Marijan Hassan - Tech Journalist
Apr 9
2 min read

In a major move toward AI independence, Microsoft has launched three new proprietary foundational models designed to compete directly with offerings from Google and its own close partner, OpenAI. The new "MAI" (Microsoft AI) suite, comprised of MAI-Transcribe-1, MAI-Voice-1, and MAI-Image-2, was officially released on April 2, 2026, signaling a shift in the tech giant's strategy to own the entire AI stack.

Announced by Mustafa Suleyman, CEO of Microsoft AI, the models are now available through the Microsoft Foundry platform and the MAI Playground.
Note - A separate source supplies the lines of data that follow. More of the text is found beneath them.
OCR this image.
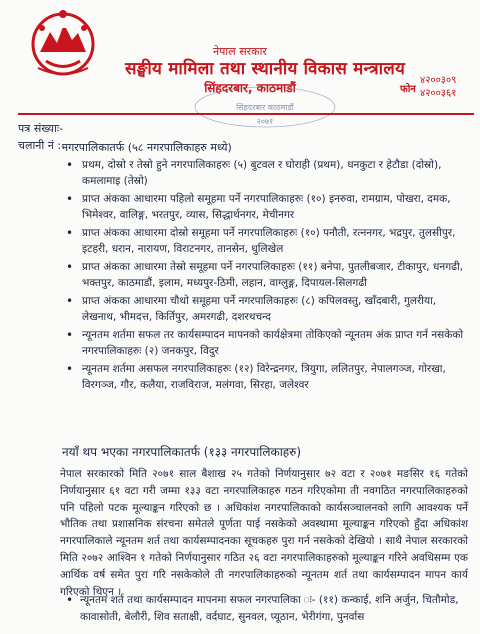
नेपाल सरकार
सङ्घीय मामिला तथा स्थानीय विकास मन्त्रालय
सिंहदरबार, काठमाडौं
सिंहदरबार काठमाडौं
२०७१
फोन
४२००३०९
४२००३६१
पत्र संख्याः-
चलानी नं :-
नगरपालिकातर्फ (५८ नगरपालिकाहरु मध्ये)
• प्रथम, दोस्रो र तेस्रो हुने नगरपालिकाहरुः (५) बुटवल र घोराही (प्रथम), धनकुटा र हेटौडा (दोस्रो), कमलामाइ (तेस्रो)
• प्राप्त अंकका आधारमा पहिलो समूहमा पर्ने नगरपालिकाहरुः (१०) इनरुवा, रामग्राम, पोखरा, दमक, भिमेश्वर, वालिङ्ग, भरतपुर, व्यास, सिद्धार्थनगर, मेचीनगर
• प्राप्त अंकका आधारमा दोस्रो समूहमा पर्ने नगरपालिकाहरुः (१०) पनौती, रत्ननगर, भद्रपुर, तुलसीपुर, इटहरी, धरान, नारायण, विराटनगर, तानसेन, धुलिखेल
• प्राप्त अंकका आधारमा तेस्रो समूहमा पर्ने नगरपालिकाहरुः (११) बनेपा, पुतलीबजार, टीकापुर, धनगढी, भक्तपुर, काठमाडौं, इलाम, मध्यपुर-ठिमी, लहान, वाग्लुङ्ग, दिपायल-सिलगढी
• प्राप्त अंकका आधारमा चौथो समूहमा पर्ने नगरपालिकाहरुः (८) कपिलवस्तु, खाँदबारी, गुलरीया, लेखनाथ, भीमदत्त, किर्तिपुर, अमरगढी, दशरथचन्द
• न्यूनतम शर्तमा सफल तर कार्यसम्पादन मापनको कार्यक्षेत्रमा तोकिएको न्यूनतम अंक प्राप्त गर्न नसकेको नगरपालिकाहरुः (२) जनकपुर, विदुर
• न्यूनतम शर्तमा असफल नगरपालिकाहरुः (१२) विरेन्द्रनगर, त्रियुगा, ललितपुर, नेपालगञ्ज, गोरखा, विरगञ्ज, गौर, कलैया, राजविराज, मलंगवा, सिरहा, जलेश्वर
नयाँ थप भएका नगरपालिकातर्फ (१३३ नगरपालिकाहरु)

नेपाल सरकारको मिति २०७१ साल बैशाख २५ गतेको निर्णयानुसार ७२ वटा र २०७१ मङसिर १६ गतेको निर्णयानुसार ६१ वटा गरी जम्मा १३३ वटा नगरपालिकाहरु गठन गरिएकोमा ती नवगठित नगरपालिकाहरुको पनि पहिलो पटक मूल्याङ्कन गरिएको छ । अधिकांश नगरपालिकाको कार्यसञ्चालनको लागि आवश्यक पर्ने भौतिक तथा प्रशासनिक संरचना समेतले पूर्णता पाई नसकेको अवस्थामा मूल्याङ्कन गरिएको हुँदा अधिकांश नगरपालिकाले न्यूनतम शर्त तथा कार्यसम्पादनका सूचकहरु पुरा गर्न नसकेको देखियो । साथै नेपाल सरकारको मिति २०७२ आश्विन १ गतेको निर्णयानुसार गठित २६ वटा नगरपालिकाहरुको मूल्याङ्कन गरिने अवधिसम्म एक आर्थिक वर्ष समेत पुरा गरि नसकेकोले ती नगरपालिकाहरुको न्यूनतम शर्त तथा कार्यसम्पादन मापन कार्य गरिएको थिएन ।

• न्यूनतम शर्त तथा कार्यसम्पादन मापनमा सफल नगरपालिका ः- (११) कन्काई, शनि अर्जुन, चितौमोड, कावासोती, बेलौरी, शिव सताक्षी, वर्दघाट, सुनवल, प्यूठान, भेरीगंगा, पुनर्वास
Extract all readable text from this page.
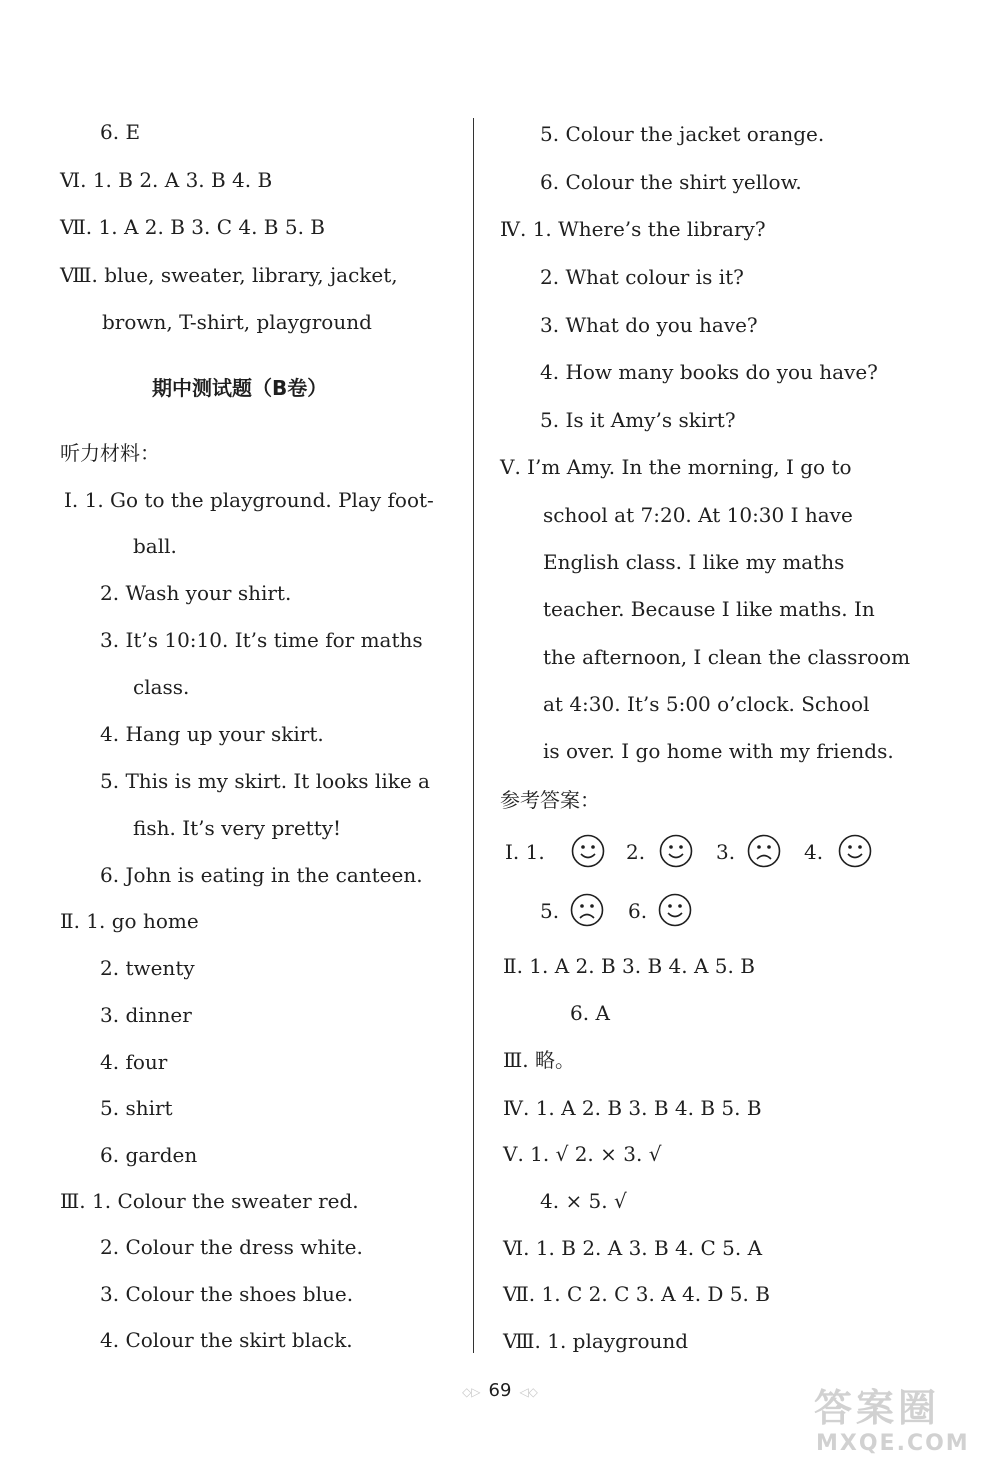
6. E
Ⅵ. 1. B 2. A 3. B 4. B
Ⅶ. 1. A 2. B 3. C 4. B 5. B
Ⅷ. blue, sweater, library, jacket,
brown, T-shirt, playground
期中测试题（B卷）
听力材料：
Ⅰ. 1. Go to the playground. Play foot-
ball.
2. Wash your shirt.
3. It’s 10:10. It’s time for maths
class.
4. Hang up your skirt.
5. This is my skirt. It looks like a
fish. It’s very pretty!
6. John is eating in the canteen.
Ⅱ. 1. go home
2. twenty
3. dinner
4. four
5. shirt
6. garden
Ⅲ. 1. Colour the sweater red.
2. Colour the dress white.
3. Colour the shoes blue.
4. Colour the skirt black.
5. Colour the jacket orange.
6. Colour the shirt yellow.
Ⅳ. 1. Where’s the library?
2. What colour is it?
3. What do you have?
4. How many books do you have?
5. Is it Amy’s skirt?
Ⅴ. I’m Amy. In the morning, I go to
school at 7:20. At 10:30 I have
English class. I like my maths
teacher. Because I like maths. In
the afternoon, I clean the classroom
at 4:30. It’s 5:00 o’clock. School
is over. I go home with my friends.
参考答案：
Ⅰ. 1.	2.	3.	4.
5.	6.
Ⅱ. 1. A 2. B 3. B 4. A 5. B
6. A
Ⅲ. 略。
Ⅳ. 1. A 2. B 3. B 4. B 5. B
Ⅴ. 1. √ 2. × 3. √
4. × 5. √
Ⅵ. 1. B 2. A 3. B 4. C 5. A
Ⅶ. 1. C 2. C 3. A 4. D 5. B
Ⅷ. 1. playground
◇▷ 69 ◁◇	答案圈
MXQE.COM
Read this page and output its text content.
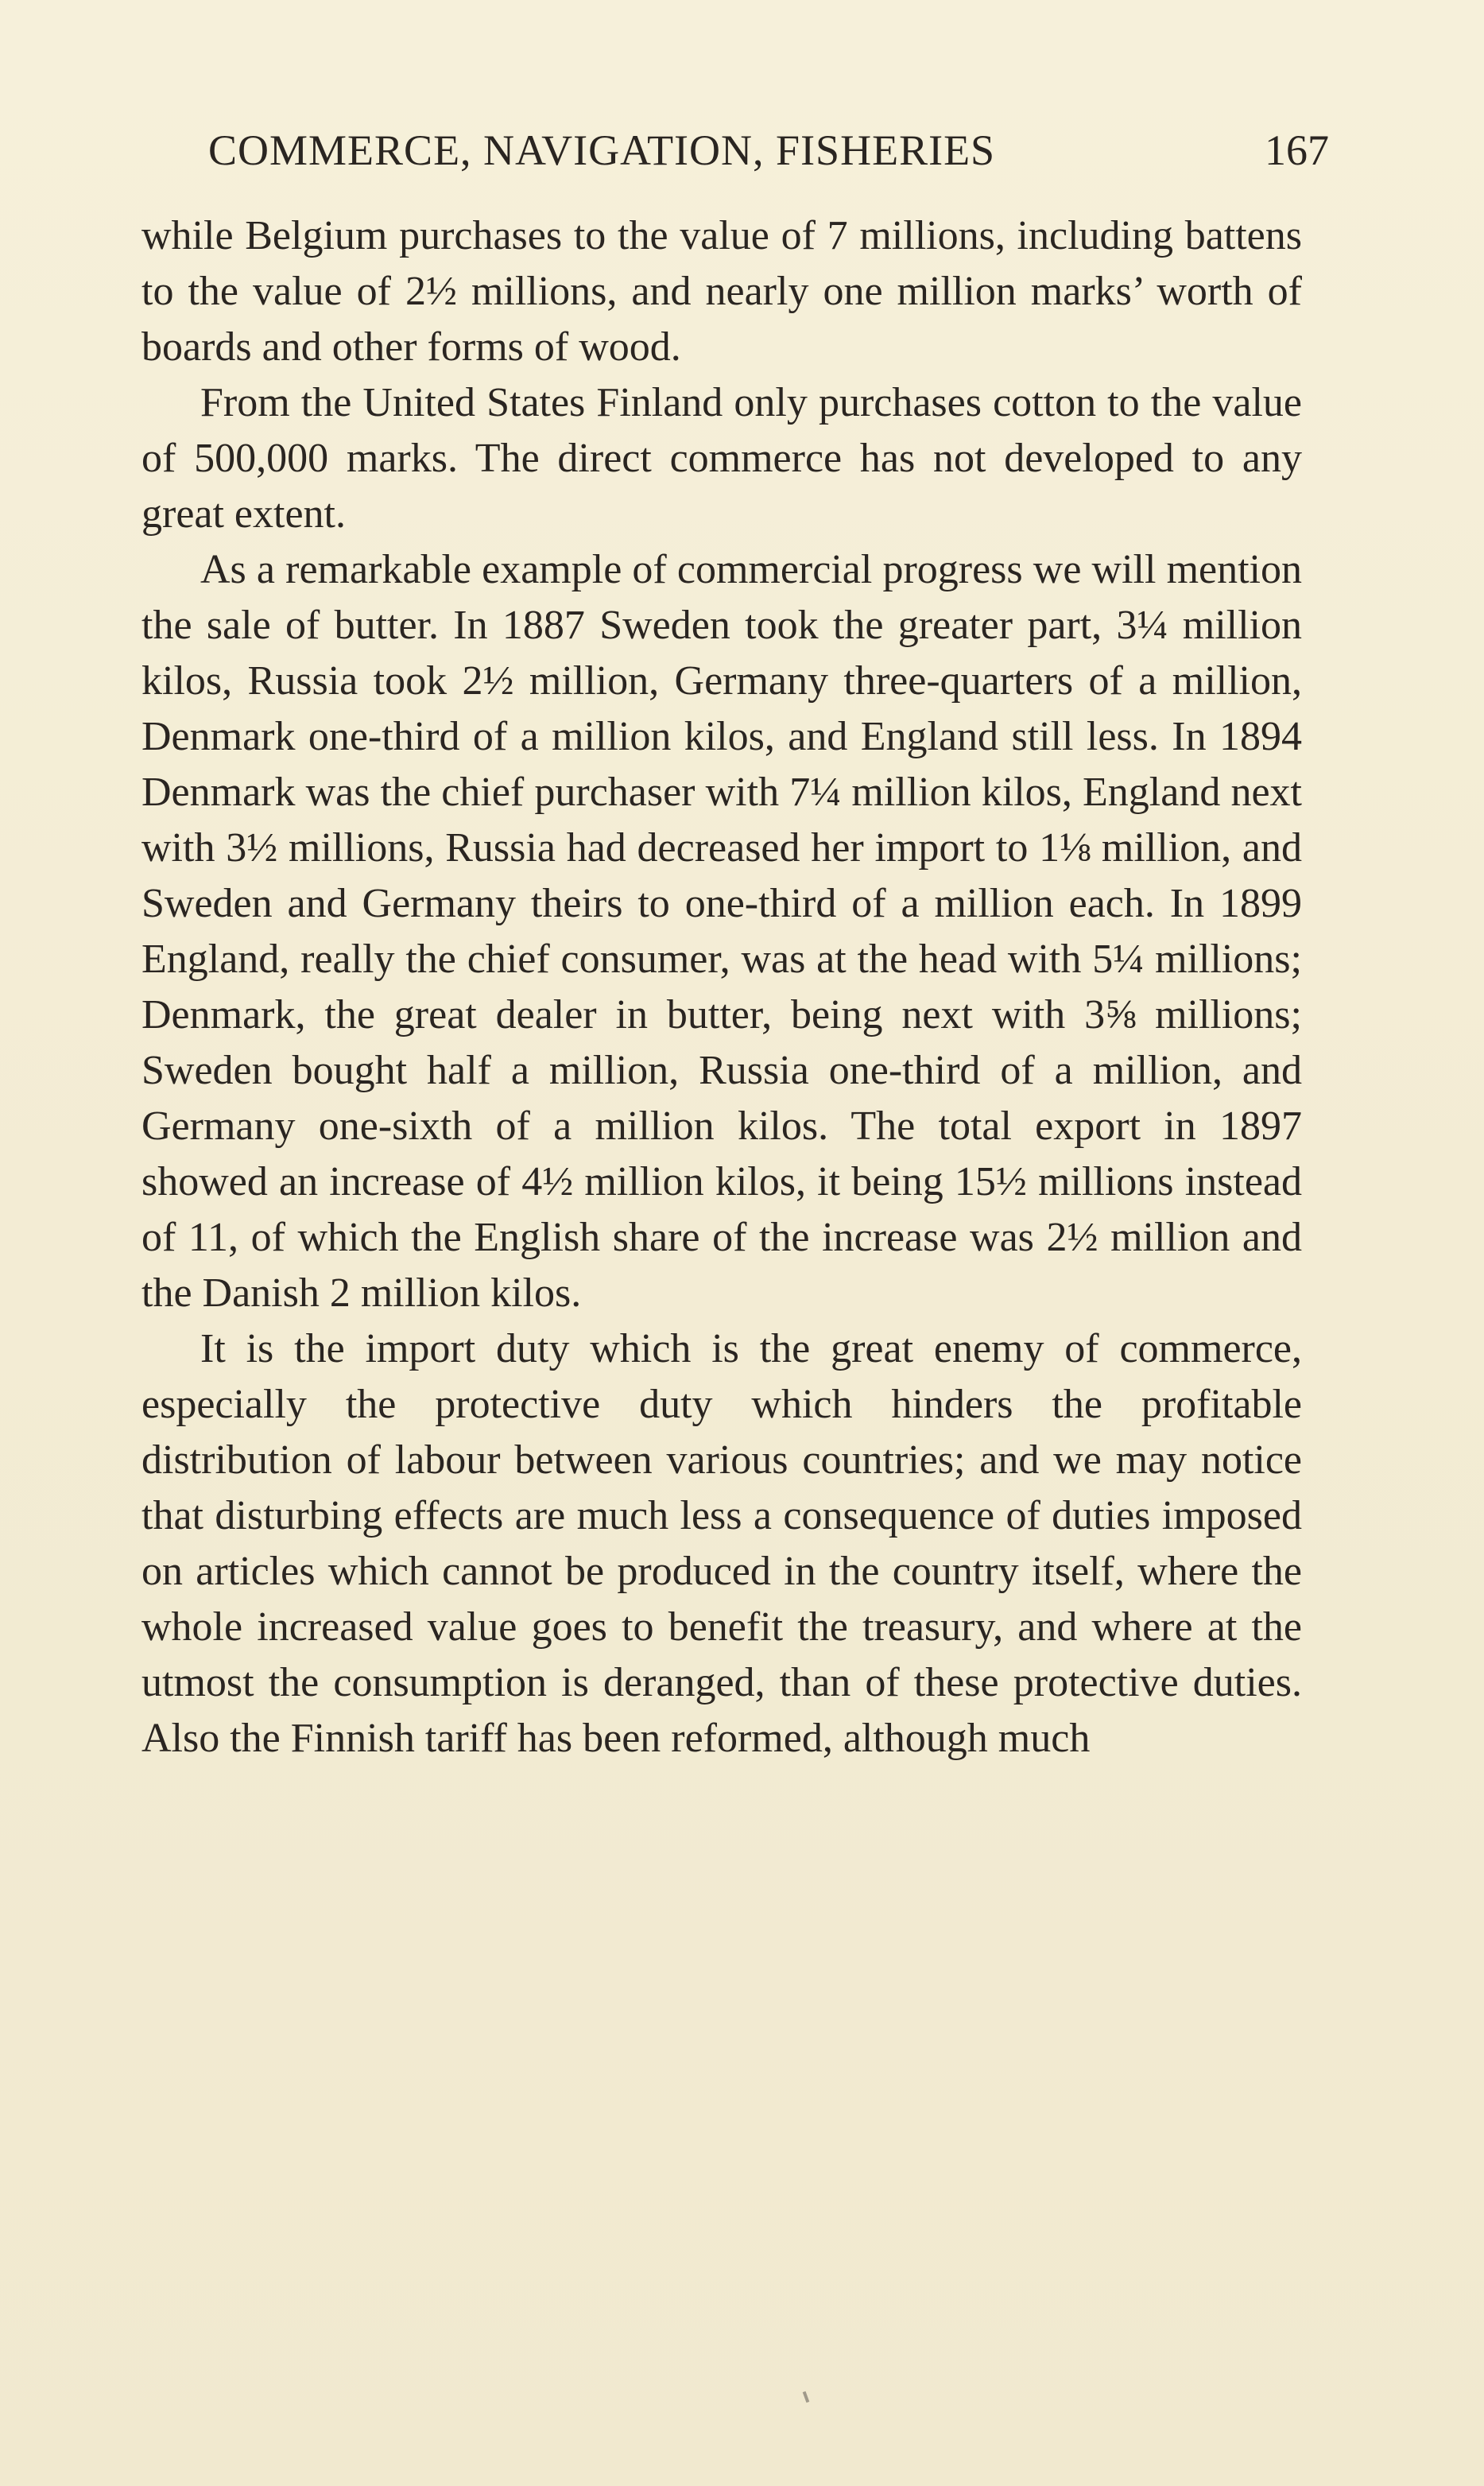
COMMERCE, NAVIGATION, FISHERIES	167

while Belgium purchases to the value of 7 millions, including battens to the value of 2½ millions, and nearly one million marks’ worth of boards and other forms of wood.

From the United States Finland only purchases cotton to the value of 500,000 marks. The direct commerce has not developed to any great extent.

As a remarkable example of commercial progress we will mention the sale of butter. In 1887 Sweden took the greater part, 3¼ million kilos, Russia took 2½ million, Germany three-quarters of a million, Denmark one-third of a million kilos, and England still less. In 1894 Denmark was the chief purchaser with 7¼ million kilos, England next with 3½ millions, Russia had decreased her import to 1⅛ million, and Sweden and Germany theirs to one-third of a million each. In 1899 England, really the chief consumer, was at the head with 5¼ millions; Denmark, the great dealer in butter, being next with 3⅝ millions; Sweden bought half a million, Russia one-third of a million, and Germany one-sixth of a million kilos. The total export in 1897 showed an increase of 4½ million kilos, it being 15½ millions instead of 11, of which the English share of the increase was 2½ million and the Danish 2 million kilos.

It is the import duty which is the great enemy of commerce, especially the protective duty which hinders the profitable distribution of labour between various countries; and we may notice that disturbing effects are much less a consequence of duties imposed on articles which cannot be produced in the country itself, where the whole increased value goes to benefit the treasury, and where at the utmost the consumption is deranged, than of these protective duties. Also the Finnish tariff has been reformed, although much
This launch follows a strategic pivot in late 2025 where Microsoft began ramping up in-house development to reduce reliance on external partnerships for its core consumer and enterprise features.

The MAI foundational trio

The new models target three of the most commercially critical AI modalities:

MAI-Transcribe-1 (Speech-to-Text): This model claims "enterprise-grade accuracy" across the top 25 global languages. Microsoft reports a word error rate (WER) of less than 4%, outperforming both GPT-Transcribe (4.2%) and Gemini 3.1 Flash (4.9%). It is designed for high-speed batch transcription, reportedly operating 2.5x faster than previous Azure offerings.
MAI-Voice-1 (Speech Generation): A highly expressive voice model capable of generating 60 seconds of natural, nuanced audio in just one second on a single GPU. It introduces a "Custom Voice" feature that allows developers to create secure voice clones using only a few seconds of reference audio.
MAI-Image-2 (Visual Generation): Microsoft’s second-generation image model focuses on "photorealistic" accuracy, emphasizing natural lighting, skin textures, and clear in-image text for diagrams. It debuted in the top three of the Arena.ai leaderboard, offering double the generation speed of its predecessor on Copilot.

"Better, faster, cheaper"

Microsoft is positioning the MAI family as a high-performance, cost-effective alternative for developers. During the launch, Suleyman emphasized that these models were developed with "Humanist AI" principles, optimizing for practical, real-world communication rather than raw parameter count.

Pricing for the new models is aggressively competitive:

Transcription: $0.36 per hour.
Voice: $22 per 1 million characters.
Images: $5 per 1M input tokens and $33 per 1M output tokens.

Strategic independence

The launch of the MAI suite comes amid a complex "co-opetition" between Microsoft and OpenAI. While Microsoft recently participated in a $122 billion funding round for OpenAI, the release of these in-house models suggests Microsoft is building a "Plan B" to protect its margins and innovation cycles.

By integrating these models directly into Copilot, Bing, and PowerPoint, Microsoft is effectively replacing third-party technology with its own proprietary "agent factory." This move is expected to significantly reduce the multi-billion-dollar compute bill Microsoft pays to host partner models on its Azure infrastructure.